The root cause became clear when the team inspected the Cassandra nodes. One of the nodes was suffering from a critical disk space shortage, which was severely impacting its ability to process requests. As the disk space dwindled, the node became slower and more unreliable, leading the DataStax driver to open additional connections in an attempt to compensate for the poor performance. Unfortunately, instead of alleviating the issue, this only made the problem worse. With every new connection, more threads were spawned, overwhelming the JVM and eventually causing the entire microservice to become unresponsive.

Armed with the precise information provided by fastThread, the SRE team immediately allocated additional storage to the impacted Cassandra node, resolving the disk space issue that had triggered the cascade of thread failures. Once the disk space was increased, the microservice’s performance returned to normal. The thread count dropped back to expected levels, and the JVM, freed from the overwhelming load.

Benefits of fastThread: A Swift and Effective Resolution

What could have been a prolonged outage was resolved in a fraction of the time, thanks to the insights delivered by fastThread. By guiding the team to the exact root cause, fastThread enabled a quick and effective resolution that restored the microservice’s responsiveness and ensured the stability of the system moving forward.

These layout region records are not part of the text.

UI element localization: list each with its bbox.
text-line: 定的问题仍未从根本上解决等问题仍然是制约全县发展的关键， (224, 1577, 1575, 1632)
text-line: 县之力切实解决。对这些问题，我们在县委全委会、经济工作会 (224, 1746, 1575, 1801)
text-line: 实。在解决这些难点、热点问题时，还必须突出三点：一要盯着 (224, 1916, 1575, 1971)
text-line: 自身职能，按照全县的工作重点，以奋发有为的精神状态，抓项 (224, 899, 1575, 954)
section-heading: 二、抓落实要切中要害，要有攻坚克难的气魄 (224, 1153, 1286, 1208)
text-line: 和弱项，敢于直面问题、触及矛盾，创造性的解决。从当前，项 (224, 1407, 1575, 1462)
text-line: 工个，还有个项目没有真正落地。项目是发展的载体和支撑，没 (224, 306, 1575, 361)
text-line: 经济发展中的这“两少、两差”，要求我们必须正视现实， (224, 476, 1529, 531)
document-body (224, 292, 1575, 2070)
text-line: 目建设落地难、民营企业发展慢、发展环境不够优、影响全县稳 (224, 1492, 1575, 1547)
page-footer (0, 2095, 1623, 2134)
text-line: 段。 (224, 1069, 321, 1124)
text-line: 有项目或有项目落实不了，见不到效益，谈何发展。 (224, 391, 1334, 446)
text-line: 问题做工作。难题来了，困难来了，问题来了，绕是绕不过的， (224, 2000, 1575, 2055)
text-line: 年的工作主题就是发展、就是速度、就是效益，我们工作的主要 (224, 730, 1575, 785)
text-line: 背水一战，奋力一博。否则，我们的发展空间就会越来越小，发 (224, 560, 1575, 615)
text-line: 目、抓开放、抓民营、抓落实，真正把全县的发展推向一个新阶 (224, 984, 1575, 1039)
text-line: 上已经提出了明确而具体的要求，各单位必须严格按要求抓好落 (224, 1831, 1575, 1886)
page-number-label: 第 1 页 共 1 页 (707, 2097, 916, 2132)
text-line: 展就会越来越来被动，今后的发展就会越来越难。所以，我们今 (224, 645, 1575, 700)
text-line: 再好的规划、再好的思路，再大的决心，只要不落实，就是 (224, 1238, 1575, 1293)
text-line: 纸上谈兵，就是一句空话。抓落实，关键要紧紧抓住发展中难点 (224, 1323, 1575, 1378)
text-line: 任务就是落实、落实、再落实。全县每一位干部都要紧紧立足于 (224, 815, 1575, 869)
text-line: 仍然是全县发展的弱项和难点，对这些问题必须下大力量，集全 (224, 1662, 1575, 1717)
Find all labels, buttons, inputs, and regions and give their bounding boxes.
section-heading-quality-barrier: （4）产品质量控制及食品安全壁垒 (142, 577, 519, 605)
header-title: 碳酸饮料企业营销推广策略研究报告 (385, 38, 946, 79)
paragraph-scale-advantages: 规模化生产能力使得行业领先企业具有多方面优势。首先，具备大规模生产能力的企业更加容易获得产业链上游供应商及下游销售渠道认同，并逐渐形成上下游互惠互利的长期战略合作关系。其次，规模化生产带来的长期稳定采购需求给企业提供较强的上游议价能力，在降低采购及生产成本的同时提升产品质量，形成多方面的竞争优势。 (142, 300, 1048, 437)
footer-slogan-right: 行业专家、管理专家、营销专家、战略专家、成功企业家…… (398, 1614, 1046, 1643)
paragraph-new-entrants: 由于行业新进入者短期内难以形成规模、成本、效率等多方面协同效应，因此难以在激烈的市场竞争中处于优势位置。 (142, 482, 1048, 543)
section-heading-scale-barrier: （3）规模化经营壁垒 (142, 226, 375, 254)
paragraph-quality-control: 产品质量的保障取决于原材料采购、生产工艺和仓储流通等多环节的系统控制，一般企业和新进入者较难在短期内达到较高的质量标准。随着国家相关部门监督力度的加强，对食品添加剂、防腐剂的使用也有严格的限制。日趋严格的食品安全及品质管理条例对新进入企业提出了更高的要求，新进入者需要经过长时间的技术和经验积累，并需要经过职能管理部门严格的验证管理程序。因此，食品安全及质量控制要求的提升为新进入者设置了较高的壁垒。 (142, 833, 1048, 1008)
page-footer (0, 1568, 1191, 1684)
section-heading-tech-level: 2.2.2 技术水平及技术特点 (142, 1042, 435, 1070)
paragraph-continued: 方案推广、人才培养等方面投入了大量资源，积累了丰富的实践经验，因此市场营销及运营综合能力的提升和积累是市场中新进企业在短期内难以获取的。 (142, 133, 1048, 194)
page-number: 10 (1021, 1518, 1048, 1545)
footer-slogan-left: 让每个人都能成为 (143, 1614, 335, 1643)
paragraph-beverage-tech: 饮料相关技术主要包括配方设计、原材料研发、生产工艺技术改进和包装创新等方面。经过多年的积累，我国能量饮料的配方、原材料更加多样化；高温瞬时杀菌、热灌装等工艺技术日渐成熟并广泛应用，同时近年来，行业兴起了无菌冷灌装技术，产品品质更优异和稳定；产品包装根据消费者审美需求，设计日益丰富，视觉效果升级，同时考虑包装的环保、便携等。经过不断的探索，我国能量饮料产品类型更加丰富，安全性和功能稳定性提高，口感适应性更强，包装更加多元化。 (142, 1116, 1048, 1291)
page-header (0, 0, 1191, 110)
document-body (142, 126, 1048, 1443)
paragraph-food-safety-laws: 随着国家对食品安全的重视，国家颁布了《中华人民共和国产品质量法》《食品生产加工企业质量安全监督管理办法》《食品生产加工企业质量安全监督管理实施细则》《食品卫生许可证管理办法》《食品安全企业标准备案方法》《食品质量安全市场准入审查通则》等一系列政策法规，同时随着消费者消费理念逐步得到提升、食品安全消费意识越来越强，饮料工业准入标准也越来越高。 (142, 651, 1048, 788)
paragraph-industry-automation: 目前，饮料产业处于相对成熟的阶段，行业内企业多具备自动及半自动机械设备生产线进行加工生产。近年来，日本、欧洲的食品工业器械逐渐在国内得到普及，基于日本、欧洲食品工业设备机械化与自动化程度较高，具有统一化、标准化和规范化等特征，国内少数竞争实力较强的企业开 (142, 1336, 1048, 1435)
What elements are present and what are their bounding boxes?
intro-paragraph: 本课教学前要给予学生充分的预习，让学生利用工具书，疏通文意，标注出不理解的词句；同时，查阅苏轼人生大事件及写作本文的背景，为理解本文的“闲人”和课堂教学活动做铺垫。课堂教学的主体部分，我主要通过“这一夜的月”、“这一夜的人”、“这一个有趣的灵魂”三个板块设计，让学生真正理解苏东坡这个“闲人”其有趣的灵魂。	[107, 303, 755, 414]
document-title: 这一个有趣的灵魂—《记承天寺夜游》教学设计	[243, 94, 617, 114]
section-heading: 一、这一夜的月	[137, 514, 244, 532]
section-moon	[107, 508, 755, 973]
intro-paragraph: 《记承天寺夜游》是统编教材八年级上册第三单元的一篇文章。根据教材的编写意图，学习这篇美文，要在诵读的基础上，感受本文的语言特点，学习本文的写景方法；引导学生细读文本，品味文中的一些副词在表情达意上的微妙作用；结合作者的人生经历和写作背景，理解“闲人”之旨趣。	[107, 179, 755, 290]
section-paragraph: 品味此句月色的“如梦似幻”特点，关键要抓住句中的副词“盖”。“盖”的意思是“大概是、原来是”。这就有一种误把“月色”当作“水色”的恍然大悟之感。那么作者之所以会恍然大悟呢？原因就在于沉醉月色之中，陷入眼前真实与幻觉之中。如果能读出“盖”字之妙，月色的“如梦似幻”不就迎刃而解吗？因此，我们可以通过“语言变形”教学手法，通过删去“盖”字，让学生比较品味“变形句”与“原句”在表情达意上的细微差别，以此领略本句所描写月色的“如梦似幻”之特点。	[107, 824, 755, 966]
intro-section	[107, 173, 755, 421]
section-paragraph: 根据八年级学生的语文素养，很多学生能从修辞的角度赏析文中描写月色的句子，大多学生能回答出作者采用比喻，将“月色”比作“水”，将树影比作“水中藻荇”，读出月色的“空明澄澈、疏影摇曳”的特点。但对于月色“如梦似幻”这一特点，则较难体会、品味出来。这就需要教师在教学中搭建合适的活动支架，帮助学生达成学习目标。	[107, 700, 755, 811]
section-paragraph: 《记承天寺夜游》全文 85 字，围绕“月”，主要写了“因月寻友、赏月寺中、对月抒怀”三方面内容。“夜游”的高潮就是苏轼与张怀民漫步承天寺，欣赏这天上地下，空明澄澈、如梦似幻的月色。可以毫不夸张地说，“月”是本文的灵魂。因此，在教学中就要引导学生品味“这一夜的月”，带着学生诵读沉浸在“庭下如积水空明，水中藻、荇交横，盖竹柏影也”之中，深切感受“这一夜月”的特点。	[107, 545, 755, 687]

Key Benefits of fastThread in this case:

  • Rapid identification of the root cause: fastThread’s thread clustering quickly revealed excessive thread creation due to database connection failures.
  • Actionable insights: The tool pinpointed the specific resource bottleneck, enabling the team to resolve the issue efficiently.
  • Prevention of future outages: With fastThread’s clear reporting, the organization implemented fixes that prevented recurring issues, leading to long-term system stability.

Conclusion

Thanks to fastThread’s deep thread dump analysis capabilities, the travel organization was able to swiftly resolve a critical performance issue. fastThread not only helped identify the bottleneck but also provided the insights needed to prevent future problems, ensuring the microservice could handle high traffic without further incidents.